Cuando yo era niño, mi padre, que sólo salió del país algunas veces, me habló del viaje a Europa que hizo con sus padres cuando tenía 14 años, en 1966. Me dijo cuánto amaba Nonie las inmaculadas calles suizas y las jardineras resplandecientes de flores; la chimenea de la casa en la ladera de una colina cerca de Lugano donde nació su padre, con ingeniosos nichos a ambos lados para secar la ropa o calentar pan; la pobreza palpable de la casa en Pozzuoli, un pueblo en las afueras de Nápoles, donde la tía de Nonie cubrió las paredes con periódicos para agregar aislamiento. De vez en cuando, mi papá sacaba el proyector y me mostraba sus diapositivas Kodachrome.
Ya de adulto, le dije durante años que deberíamos volver a hacer este viaje juntos, o al menos una versión corta, yendo a Suiza e Italia, a Lugano y Nápoles, para que él pudiera mostrarme dónde estaba su familia. Pero ahora que su enfermedad de Alzheimer estaba progresando, esta propuesta adquirió un nuevo significado. Esperaba que revivir el pasado le ayudaría a vivir mejor el presente. Hace unos años leí un artículo sobre un tratamiento paliativo para personas con trastornos de la memoria llamado terapia de reminiscencia. Esta terapia consiste en reactivar los recuerdos más fuertes de los participantes, aquellos formados entre los 10 y los 30 años, durante lo que se llama shock de memoria, cuando la identidad personal y generacional toma forma. La terapia de reminiscencia puede adoptar muchas formas: terapia de grupo, sesiones individuales con un cuidador, colaboración en un libro que cuente la historia del paciente o una simple conversación con amigos. Pero el objetivo es el mismo: consolar, involucrar, aumentar la conexión y fortalecer el vínculo entre el paciente y el cuidador.

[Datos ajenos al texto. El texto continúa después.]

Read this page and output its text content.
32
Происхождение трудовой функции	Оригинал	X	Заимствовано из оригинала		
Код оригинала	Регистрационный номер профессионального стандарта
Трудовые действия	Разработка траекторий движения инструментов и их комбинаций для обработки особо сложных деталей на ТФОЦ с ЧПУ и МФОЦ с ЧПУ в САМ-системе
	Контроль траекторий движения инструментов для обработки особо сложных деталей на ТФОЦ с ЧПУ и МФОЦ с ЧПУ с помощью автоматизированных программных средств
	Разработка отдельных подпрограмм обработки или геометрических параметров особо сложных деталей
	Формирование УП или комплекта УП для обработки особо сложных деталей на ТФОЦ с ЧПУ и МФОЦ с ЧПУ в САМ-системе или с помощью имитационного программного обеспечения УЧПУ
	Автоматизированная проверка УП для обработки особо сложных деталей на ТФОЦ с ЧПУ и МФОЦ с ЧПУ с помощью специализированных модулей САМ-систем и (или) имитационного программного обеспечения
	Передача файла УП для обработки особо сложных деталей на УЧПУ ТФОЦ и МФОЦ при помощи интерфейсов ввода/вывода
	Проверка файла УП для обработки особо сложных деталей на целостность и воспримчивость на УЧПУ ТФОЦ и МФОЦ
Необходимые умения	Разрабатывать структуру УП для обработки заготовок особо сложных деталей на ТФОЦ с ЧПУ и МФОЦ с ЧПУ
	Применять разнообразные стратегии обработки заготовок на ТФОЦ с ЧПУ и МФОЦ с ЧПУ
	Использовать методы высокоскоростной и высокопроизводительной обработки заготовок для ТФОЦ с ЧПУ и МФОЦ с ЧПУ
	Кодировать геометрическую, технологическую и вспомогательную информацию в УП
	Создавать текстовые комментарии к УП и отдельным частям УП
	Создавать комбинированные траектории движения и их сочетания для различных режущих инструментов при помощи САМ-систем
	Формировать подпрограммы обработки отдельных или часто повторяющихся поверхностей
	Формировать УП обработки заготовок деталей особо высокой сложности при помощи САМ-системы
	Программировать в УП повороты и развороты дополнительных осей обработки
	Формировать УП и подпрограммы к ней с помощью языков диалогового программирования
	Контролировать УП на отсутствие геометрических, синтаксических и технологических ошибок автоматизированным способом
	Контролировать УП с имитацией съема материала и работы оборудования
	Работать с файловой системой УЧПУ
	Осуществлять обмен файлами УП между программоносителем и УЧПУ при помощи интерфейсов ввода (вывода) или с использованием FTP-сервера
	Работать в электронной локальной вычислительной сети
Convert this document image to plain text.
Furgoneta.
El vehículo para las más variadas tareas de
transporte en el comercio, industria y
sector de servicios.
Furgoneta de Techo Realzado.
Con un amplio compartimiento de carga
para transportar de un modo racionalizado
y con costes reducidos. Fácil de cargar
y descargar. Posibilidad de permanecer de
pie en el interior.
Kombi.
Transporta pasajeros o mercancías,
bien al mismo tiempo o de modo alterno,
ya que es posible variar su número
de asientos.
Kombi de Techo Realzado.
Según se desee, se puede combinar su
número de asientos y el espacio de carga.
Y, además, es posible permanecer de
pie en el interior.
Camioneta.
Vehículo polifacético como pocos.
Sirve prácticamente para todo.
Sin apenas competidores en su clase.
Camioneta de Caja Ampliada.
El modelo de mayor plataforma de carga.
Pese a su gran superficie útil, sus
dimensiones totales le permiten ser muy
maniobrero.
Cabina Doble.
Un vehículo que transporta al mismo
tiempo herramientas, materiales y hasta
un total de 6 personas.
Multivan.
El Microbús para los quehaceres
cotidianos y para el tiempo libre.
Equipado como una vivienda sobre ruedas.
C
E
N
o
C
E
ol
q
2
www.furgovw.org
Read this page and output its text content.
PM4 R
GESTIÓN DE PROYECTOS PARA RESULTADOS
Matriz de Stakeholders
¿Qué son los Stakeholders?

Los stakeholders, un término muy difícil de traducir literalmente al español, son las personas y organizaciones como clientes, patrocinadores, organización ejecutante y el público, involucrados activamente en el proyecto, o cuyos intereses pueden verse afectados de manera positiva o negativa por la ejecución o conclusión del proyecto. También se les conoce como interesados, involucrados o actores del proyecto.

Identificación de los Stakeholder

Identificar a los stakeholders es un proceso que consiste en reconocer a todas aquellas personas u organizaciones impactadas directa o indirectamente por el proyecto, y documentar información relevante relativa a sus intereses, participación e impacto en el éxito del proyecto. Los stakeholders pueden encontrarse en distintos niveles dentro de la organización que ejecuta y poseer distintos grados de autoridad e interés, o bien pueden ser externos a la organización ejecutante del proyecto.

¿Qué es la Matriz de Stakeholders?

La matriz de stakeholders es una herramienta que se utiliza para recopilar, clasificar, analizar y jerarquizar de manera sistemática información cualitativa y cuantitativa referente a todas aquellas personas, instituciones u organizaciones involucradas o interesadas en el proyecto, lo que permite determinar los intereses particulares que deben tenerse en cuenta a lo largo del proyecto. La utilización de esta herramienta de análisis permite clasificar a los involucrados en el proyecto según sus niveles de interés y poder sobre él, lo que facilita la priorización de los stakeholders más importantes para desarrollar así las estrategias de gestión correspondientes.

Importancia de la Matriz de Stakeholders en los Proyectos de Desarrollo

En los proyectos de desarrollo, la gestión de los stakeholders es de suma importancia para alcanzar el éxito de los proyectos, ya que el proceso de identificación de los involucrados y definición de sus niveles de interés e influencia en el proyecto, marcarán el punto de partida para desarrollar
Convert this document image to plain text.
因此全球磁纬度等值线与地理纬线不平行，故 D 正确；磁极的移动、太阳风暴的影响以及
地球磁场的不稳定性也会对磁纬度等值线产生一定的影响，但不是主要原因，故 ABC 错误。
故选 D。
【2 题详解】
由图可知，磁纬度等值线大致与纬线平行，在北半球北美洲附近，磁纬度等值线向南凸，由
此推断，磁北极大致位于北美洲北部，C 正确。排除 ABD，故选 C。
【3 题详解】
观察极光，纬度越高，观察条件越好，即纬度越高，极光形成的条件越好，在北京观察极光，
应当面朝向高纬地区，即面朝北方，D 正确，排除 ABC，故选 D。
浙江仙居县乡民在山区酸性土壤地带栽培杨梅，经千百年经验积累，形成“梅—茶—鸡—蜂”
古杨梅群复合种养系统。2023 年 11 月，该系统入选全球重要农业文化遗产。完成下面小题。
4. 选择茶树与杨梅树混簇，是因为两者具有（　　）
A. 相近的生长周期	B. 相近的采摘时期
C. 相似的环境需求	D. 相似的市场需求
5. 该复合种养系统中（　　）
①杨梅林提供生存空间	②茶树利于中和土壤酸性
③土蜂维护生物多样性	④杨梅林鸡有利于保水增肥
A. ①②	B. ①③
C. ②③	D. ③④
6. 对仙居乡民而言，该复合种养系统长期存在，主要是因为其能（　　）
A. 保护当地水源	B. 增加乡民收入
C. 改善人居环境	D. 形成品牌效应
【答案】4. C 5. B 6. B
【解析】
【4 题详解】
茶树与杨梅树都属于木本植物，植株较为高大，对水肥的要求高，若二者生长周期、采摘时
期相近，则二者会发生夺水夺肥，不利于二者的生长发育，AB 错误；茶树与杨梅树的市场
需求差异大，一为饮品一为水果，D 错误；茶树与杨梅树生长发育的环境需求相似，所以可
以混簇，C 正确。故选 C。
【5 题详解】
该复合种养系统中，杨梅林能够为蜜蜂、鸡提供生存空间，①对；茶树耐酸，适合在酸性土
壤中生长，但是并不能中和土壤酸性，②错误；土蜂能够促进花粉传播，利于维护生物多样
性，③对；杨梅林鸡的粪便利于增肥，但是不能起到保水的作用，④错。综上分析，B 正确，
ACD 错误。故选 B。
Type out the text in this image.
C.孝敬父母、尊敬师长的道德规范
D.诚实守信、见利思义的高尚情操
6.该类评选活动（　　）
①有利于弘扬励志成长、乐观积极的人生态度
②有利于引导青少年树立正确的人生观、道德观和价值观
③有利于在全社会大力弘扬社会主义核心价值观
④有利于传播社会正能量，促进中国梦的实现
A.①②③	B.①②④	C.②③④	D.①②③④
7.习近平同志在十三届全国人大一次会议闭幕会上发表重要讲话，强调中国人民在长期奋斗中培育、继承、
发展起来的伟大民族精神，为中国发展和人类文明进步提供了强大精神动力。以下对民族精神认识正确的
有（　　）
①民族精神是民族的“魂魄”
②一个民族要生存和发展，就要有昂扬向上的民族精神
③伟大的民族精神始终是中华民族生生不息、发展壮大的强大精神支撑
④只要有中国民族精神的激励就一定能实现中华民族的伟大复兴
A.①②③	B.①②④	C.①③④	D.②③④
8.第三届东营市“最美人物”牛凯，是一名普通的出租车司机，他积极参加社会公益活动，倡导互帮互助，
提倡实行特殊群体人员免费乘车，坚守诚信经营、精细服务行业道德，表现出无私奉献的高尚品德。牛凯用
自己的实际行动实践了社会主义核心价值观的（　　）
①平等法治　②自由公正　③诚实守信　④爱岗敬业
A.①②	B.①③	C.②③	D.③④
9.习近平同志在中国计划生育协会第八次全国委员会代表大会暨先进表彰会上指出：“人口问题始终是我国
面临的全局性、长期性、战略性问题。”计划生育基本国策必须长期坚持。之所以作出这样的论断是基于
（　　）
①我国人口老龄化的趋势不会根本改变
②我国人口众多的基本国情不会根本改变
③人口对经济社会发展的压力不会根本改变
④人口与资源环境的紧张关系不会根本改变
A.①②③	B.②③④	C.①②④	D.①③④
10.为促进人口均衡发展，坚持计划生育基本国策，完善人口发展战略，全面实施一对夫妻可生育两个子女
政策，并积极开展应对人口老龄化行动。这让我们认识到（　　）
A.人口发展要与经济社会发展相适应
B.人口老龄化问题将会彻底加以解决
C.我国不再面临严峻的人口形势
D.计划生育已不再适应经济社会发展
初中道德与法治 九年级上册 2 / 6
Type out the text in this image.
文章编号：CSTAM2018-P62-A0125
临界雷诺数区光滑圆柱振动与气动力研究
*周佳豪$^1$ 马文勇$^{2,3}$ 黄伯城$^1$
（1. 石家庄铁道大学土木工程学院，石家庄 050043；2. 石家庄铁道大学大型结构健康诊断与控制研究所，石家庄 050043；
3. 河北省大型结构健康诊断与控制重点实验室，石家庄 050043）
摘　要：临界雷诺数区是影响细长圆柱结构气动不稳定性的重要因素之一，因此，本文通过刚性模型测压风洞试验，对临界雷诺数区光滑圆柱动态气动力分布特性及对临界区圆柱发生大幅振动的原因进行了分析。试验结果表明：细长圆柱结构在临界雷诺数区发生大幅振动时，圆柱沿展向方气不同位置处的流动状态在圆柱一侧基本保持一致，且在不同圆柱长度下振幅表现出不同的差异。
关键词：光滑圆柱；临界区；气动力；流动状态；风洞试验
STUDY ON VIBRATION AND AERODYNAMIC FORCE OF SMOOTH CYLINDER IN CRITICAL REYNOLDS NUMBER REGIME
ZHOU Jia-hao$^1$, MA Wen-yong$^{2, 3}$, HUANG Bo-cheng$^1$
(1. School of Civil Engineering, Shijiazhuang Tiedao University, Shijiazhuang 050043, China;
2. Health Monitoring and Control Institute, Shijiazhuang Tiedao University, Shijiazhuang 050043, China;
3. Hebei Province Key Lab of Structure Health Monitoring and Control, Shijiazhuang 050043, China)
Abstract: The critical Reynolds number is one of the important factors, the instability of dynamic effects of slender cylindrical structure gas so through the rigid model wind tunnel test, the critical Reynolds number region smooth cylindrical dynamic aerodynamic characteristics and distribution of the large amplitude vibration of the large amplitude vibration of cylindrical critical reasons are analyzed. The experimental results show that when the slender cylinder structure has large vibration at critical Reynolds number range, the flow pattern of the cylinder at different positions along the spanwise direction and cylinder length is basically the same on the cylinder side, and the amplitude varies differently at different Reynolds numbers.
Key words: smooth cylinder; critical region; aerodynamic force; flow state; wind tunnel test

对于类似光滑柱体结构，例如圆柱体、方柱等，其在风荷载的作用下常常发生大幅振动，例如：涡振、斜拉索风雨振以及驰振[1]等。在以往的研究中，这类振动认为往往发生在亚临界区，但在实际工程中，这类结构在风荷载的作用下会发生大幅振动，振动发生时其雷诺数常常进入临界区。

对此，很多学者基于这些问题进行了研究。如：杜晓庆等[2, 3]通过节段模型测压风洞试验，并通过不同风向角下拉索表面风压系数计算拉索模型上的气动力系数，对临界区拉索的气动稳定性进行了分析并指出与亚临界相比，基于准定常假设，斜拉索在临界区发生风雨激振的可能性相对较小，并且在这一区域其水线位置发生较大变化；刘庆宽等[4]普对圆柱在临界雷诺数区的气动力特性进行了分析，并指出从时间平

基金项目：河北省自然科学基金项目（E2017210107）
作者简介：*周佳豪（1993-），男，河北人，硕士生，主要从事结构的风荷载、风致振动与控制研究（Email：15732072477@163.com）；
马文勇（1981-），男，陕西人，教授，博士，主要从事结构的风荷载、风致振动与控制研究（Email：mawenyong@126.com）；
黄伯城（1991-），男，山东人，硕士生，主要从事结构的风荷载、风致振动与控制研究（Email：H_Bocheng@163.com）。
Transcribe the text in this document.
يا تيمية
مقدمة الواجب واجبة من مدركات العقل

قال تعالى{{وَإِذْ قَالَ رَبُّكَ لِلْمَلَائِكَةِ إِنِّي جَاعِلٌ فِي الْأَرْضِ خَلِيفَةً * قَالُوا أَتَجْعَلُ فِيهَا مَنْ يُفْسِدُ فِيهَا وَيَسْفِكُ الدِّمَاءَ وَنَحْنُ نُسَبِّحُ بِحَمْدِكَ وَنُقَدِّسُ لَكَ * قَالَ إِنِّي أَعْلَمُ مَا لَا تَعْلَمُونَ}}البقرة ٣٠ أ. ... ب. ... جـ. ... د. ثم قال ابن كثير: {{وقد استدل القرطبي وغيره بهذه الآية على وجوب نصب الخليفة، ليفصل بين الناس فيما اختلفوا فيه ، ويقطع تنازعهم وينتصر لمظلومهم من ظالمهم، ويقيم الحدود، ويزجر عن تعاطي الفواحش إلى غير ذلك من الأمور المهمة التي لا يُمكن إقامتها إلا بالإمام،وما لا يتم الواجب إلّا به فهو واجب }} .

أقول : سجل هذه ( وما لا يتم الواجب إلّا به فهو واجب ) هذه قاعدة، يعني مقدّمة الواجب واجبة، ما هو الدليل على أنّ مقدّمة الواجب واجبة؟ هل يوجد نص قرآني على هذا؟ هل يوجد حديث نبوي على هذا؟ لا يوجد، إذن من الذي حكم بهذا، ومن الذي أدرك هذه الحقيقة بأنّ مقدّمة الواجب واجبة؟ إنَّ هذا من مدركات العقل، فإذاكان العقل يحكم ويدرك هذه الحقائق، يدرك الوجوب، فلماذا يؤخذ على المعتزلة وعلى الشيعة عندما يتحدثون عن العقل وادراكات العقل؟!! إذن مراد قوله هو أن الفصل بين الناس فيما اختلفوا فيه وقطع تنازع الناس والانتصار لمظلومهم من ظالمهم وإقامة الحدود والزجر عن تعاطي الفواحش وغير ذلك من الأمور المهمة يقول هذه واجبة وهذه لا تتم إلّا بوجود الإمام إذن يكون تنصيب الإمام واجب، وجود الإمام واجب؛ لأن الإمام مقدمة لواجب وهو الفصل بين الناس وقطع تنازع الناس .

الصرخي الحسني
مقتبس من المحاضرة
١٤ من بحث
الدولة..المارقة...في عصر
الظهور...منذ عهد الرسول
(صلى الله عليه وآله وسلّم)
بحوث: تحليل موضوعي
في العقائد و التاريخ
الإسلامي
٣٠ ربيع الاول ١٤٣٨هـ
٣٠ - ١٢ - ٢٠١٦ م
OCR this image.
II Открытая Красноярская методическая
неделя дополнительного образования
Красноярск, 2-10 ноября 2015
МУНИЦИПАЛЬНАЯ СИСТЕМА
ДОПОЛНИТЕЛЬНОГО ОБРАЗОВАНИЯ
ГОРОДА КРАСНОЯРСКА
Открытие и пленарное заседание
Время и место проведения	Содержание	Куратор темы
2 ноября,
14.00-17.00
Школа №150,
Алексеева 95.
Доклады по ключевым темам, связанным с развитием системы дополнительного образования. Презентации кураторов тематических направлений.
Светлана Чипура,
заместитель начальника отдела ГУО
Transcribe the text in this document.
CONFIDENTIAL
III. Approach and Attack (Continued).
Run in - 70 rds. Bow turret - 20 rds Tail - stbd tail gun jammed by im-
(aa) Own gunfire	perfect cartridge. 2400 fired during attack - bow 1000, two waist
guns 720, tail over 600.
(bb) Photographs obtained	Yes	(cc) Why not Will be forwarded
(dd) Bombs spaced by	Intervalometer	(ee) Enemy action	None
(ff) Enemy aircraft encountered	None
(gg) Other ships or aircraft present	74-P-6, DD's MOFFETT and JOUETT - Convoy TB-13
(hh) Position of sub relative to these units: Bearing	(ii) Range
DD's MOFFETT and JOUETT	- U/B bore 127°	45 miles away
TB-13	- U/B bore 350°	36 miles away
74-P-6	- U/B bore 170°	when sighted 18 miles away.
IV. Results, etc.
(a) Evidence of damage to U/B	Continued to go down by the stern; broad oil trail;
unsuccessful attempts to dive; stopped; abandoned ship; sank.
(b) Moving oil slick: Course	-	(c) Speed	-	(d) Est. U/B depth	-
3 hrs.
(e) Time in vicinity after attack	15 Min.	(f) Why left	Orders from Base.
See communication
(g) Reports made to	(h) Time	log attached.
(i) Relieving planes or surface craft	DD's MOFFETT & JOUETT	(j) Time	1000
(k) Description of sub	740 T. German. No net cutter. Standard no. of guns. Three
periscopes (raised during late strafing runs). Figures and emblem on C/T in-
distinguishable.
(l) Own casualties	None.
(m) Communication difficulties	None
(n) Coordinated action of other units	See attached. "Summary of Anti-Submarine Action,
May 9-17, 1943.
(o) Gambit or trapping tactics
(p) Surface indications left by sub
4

Una de las iteraciones más inmersivas de la terapia de reminiscencia es un lugar llamado Centro de la ciudaduna guardería para adultos para personas con demencia. La visité poco después de su apertura en 2018. La guardería constaba de una pueblo artificial diseñado por la Ópera de San Diego para parecerse a una ciudad de la década de 1950. Había un restaurante, un salón de belleza, una tienda de mascotas, un cine, una gasolinera y un ayuntamiento. Al replicar el período en el que ardían los recuerdos más vívidos de los participantes, Town Square esperaba mejorar su calidad de vida. La decoración ofrecía mucho que decir. Por ejemplo, en el salón colgaba un retrato de Elvis y, al verlo, una mujer hablaba de su adolescencia, teletransportándose a su pasado. «No existe más máquina del tiempo que los seres humanos», escribe Georgi Gospodinov en su novela «Time Shelter», sobre un psiquiatra que desarrolla clínicas de memoria que simulan épocas pasadas. Al principio me mostré escéptico ante esta iniciativa: encerrar a la gente en una torre doble donde se escuchaban canciones antiguas las 24 horas del día me parecía grotesco. Pero lo que vi allí (recuerdos espontáneos en una atmósfera alegre) fue quizás la única visión positiva que jamás había visto de la enfermedad de Alzheimer.
Quería esto para mi padre, quería darle una sensación de alegría ahora que había cerrado su tienda, el lugar que era su mundo. Incluso si no se sometiera a una guardería para adultos, tal vez volver a visitar su viaje de 1966 sería como devolverle un cuadro de su juventud. A decir verdad, también quería reemplazar los recuerdos de los últimos años horribles por otros nuevos, tanto para mí como para él. Había pasado los últimos 16 meses llamando constantemente a sus médicos, bancos y abogados para negociar reducciones de los intereses insuperables. Cuando él, sin querer, socavaba mis esfuerzos, al hacer pequeños pagos al azar o al negar que estaba enfermo, yo me derrumbaba y él nunca se lo reprochaba. No. Prometió hacerlo mejor. A veces me gritaba que yo era un quejoso y un “cuello de lápiz” (creo que un sabelotodo exigente y oficioso). Pero incluso cuando lo presioné hasta el punto de que me siseó para que saliera de su casa, supe que me amaba incondicionalmente y que pronto se disculparía. Él confió en mí, incluso cuando yo no tenía confianza en mí mismo. Por eso, el lastre de mi ser, no exigía nada a cambio, no tenía expectativas. Después nunca volvió a discutir, y no sólo por su enfermedad. No guardaba rencor, como yo vagamente, por los errores que había acumulado a medida que su cerebro decaía, aunque yo sabía que nada de eso era culpa suya. Sin embargo: ¿por qué no había planeado nada? ¿No había visto sufrir a su propia madre y luchado por mantenerla?